EU approves AI tool to accelerate MASH drug development

NETHERLANDS – The European Medicines Agency’s (EMA) Committee for Medicinal Products for Human Use (CHMP) has approved an artificial intelligence (AI) tool designed to speed up the development of treatments for metabolic dysfunction-associated steatohepatitis (MASH).

This marks the first time an AI-powered system has been officially recognized for analyzing liver biopsy samples in MASH clinical trials.

Developed by PathAI, the AIM-NASH tool uses machine learning (ML) to assess disease severity with greater accuracy and consistency than traditional methods.

The system was trained using over 100,000 biopsy annotations from 59 pathologists across nine large clinical trials, analyzing more than 5,000 liver biopsies.

Improving accuracy and reducing variability

According to CHMP, the AI tool has demonstrated the ability to assess disease activity with significantly less variability than the current manual method, which relies on multiple pathologists reaching a consensus.

“The traditional approach to evaluating MASH biopsies is subjective and prone to variability,” CHMP noted. “The AIM-NASH tool aims to improve accuracy, repeatability, and reproducibility in clinical trials.”

The tool has the potential to streamline drug development, allowing researchers to enrol patients and evaluate treatment outcomes more efficiently, by standardizing biopsy assessments,

AI to assist, not replace, pathologists

Despite its approval, CHMP emphasized that the AI tool is meant to support—not replace—human expertise.
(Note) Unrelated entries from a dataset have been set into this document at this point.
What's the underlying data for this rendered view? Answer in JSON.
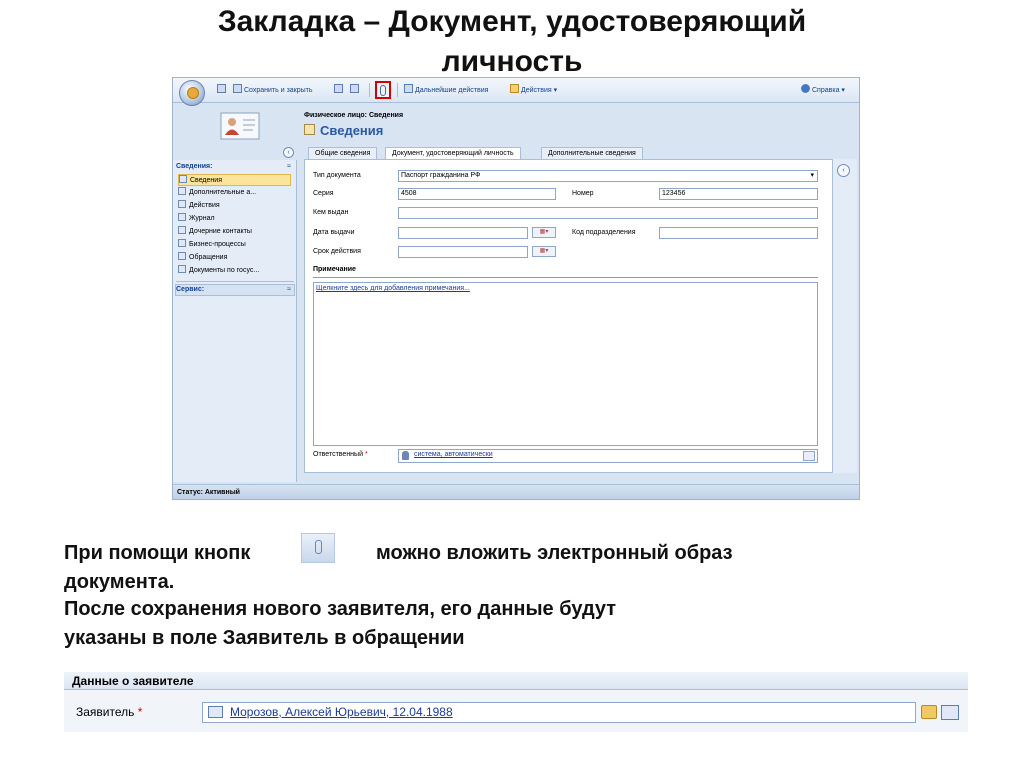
{
  "slide": {
    "title_line1": "Закладка – Документ, удостоверяющий",
    "title_line2": "личность"
  },
  "toolbar": {
    "save_close": "Сохранить и закрыть",
    "further_actions": "Дальнейшие действия",
    "actions": "Действия",
    "help": "Справка"
  },
  "record": {
    "entity_label": "Физическое лицо: Сведения",
    "title": "Сведения"
  },
  "nav": {
    "section_title": "Сведения:",
    "items": [
      {
        "label": "Сведения",
        "icon": "card-icon"
      },
      {
        "label": "Дополнительные а...",
        "icon": "page-icon"
      },
      {
        "label": "Действия",
        "icon": "pencil-icon"
      },
      {
        "label": "Журнал",
        "icon": "journal-icon"
      },
      {
        "label": "Дочерние контакты",
        "icon": "contacts-icon"
      },
      {
        "label": "Бизнес-процессы",
        "icon": "gears-icon"
      },
      {
        "label": "Обращения",
        "icon": "cases-icon"
      },
      {
        "label": "Документы по госус...",
        "icon": "docs-icon"
      }
    ],
    "service_title": "Сервис:"
  },
  "tabs": [
    {
      "label": "Общие сведения"
    },
    {
      "label": "Документ, удостоверяющий личность"
    },
    {
      "label": "Дополнительные сведения"
    }
  ],
  "form": {
    "doc_type_label": "Тип документа",
    "doc_type_value": "Паспорт гражданина РФ",
    "series_label": "Серия",
    "series_value": "4508",
    "number_label": "Номер",
    "number_value": "123456",
    "issued_by_label": "Кем выдан",
    "issue_date_label": "Дата выдачи",
    "dept_code_label": "Код подразделения",
    "validity_label": "Срок действия",
    "note_title": "Примечание",
    "note_placeholder": "Щелкните здесь для добавления примечания...",
    "owner_label": "Ответственный",
    "owner_required": "*",
    "owner_value": "система, автоматически"
  },
  "status": {
    "text": "Статус: Активный"
  },
  "explanation": {
    "line1a": "При помощи кнопк",
    "line1b": "можно вложить электронный образ",
    "line2": "документа.",
    "line3": "После сохранения нового заявителя, его данные будут",
    "line4": "указаны в поле Заявитель в обращении"
  },
  "applicant": {
    "section_title": "Данные о заявителе",
    "label": "Заявитель",
    "required": "*",
    "value": "Морозов, Алексей Юрьевич, 12.04.1988"
  },
  "colors": {
    "link": "#1c3c98",
    "highlight_border": "#d40000",
    "active_nav": "#fde49b"
  }
}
“The AIM-NASH tool is designed as a supplement to pathologist review and is not a substitute for expert evaluation,” the committee stated. “It is intended to be used alongside the assessment of a qualified liver pathologist.”
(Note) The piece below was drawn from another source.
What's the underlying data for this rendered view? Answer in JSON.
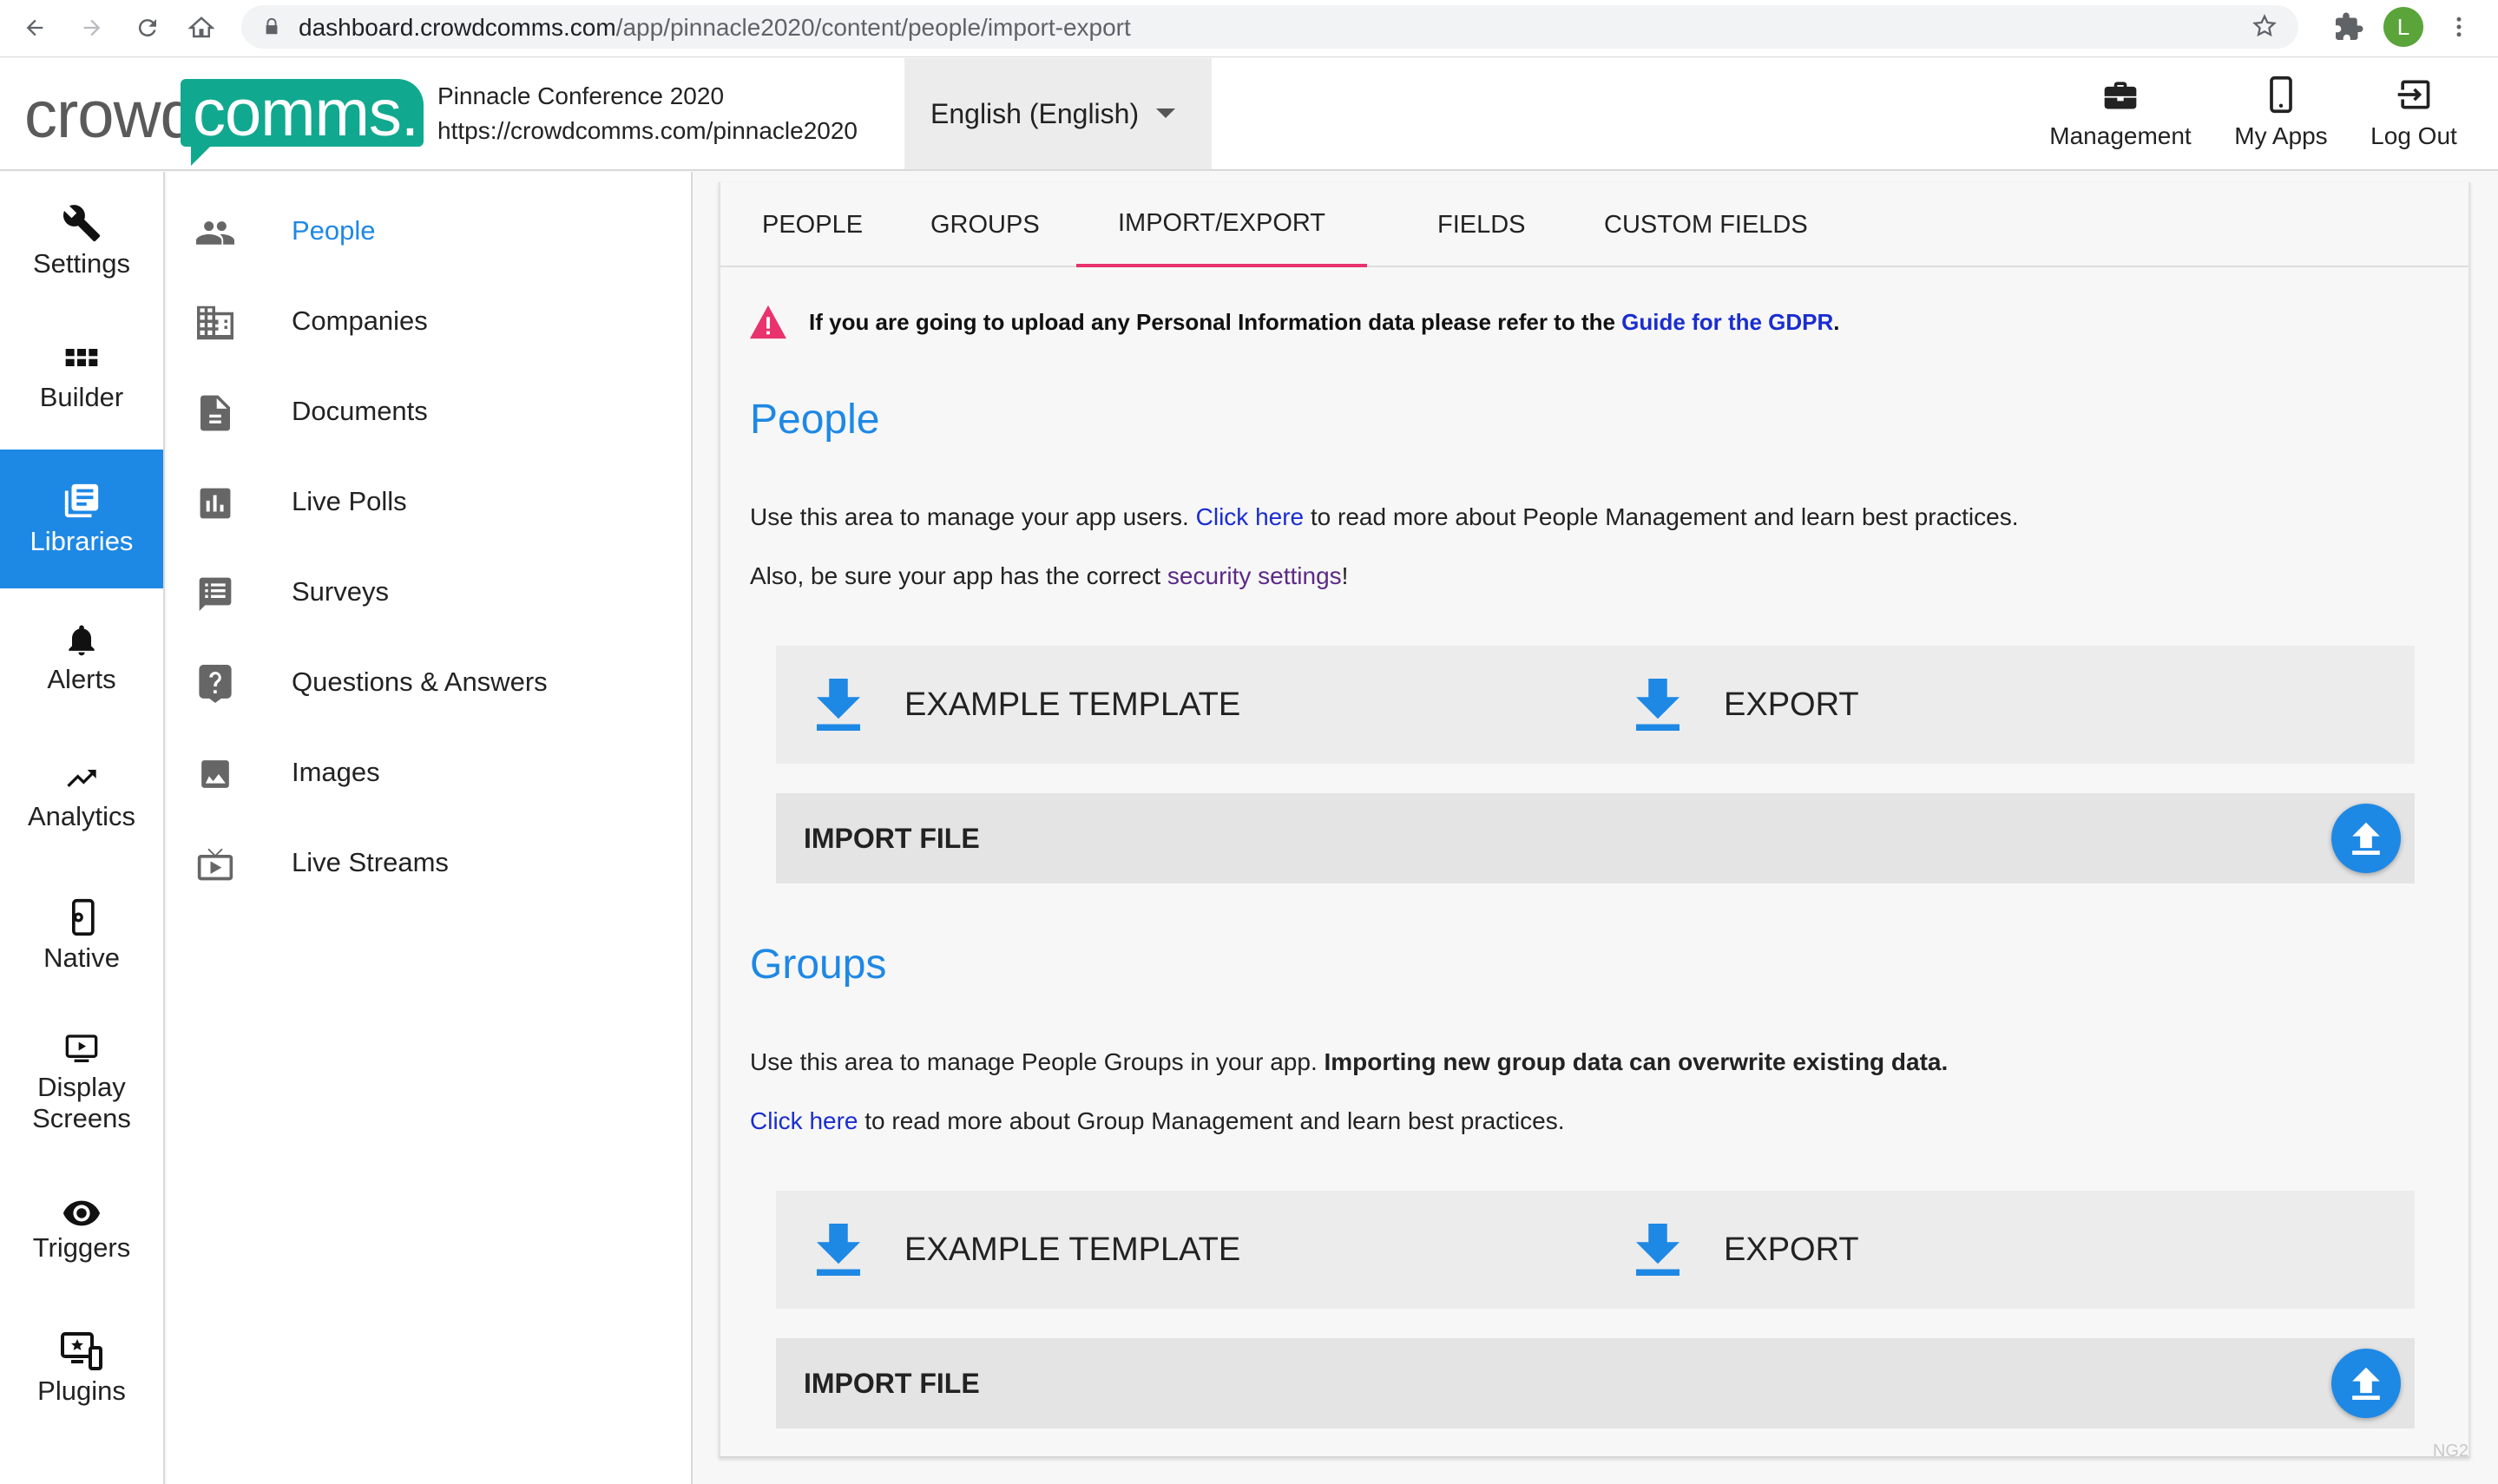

The AI system will assist a central pathologist in MASH clinical trials for patient selection and monitoring disease progression in Phase II and III studies.

A competitive landscape in MASH drug development

The approval of the AI tool comes at a time when pharmaceutical companies are in a race to develop effective MASH treatments.

In 2023, Madrigal Pharmaceuticals’ THR-β receptor agonist, Rezdiffra (resmetirom), became the first drug approved by the U.S. Food and Drug Administration (FDA) for MASH treatment.

The drug is currently under review in the EU, with a decision expected later this year and a planned launch in Germany in the second half of 2025.

However, competition is heating up, with GLP-1 receptor agonists—popular for diabetes and weight loss—showing promising results in MASH clinical trials.

Key contenders include Novo Nordisk’s semaglutide, Eli Lilly’s tirzepatide, and survodutide, co-developed by Boehringer Ingelheim and Zealand Pharma.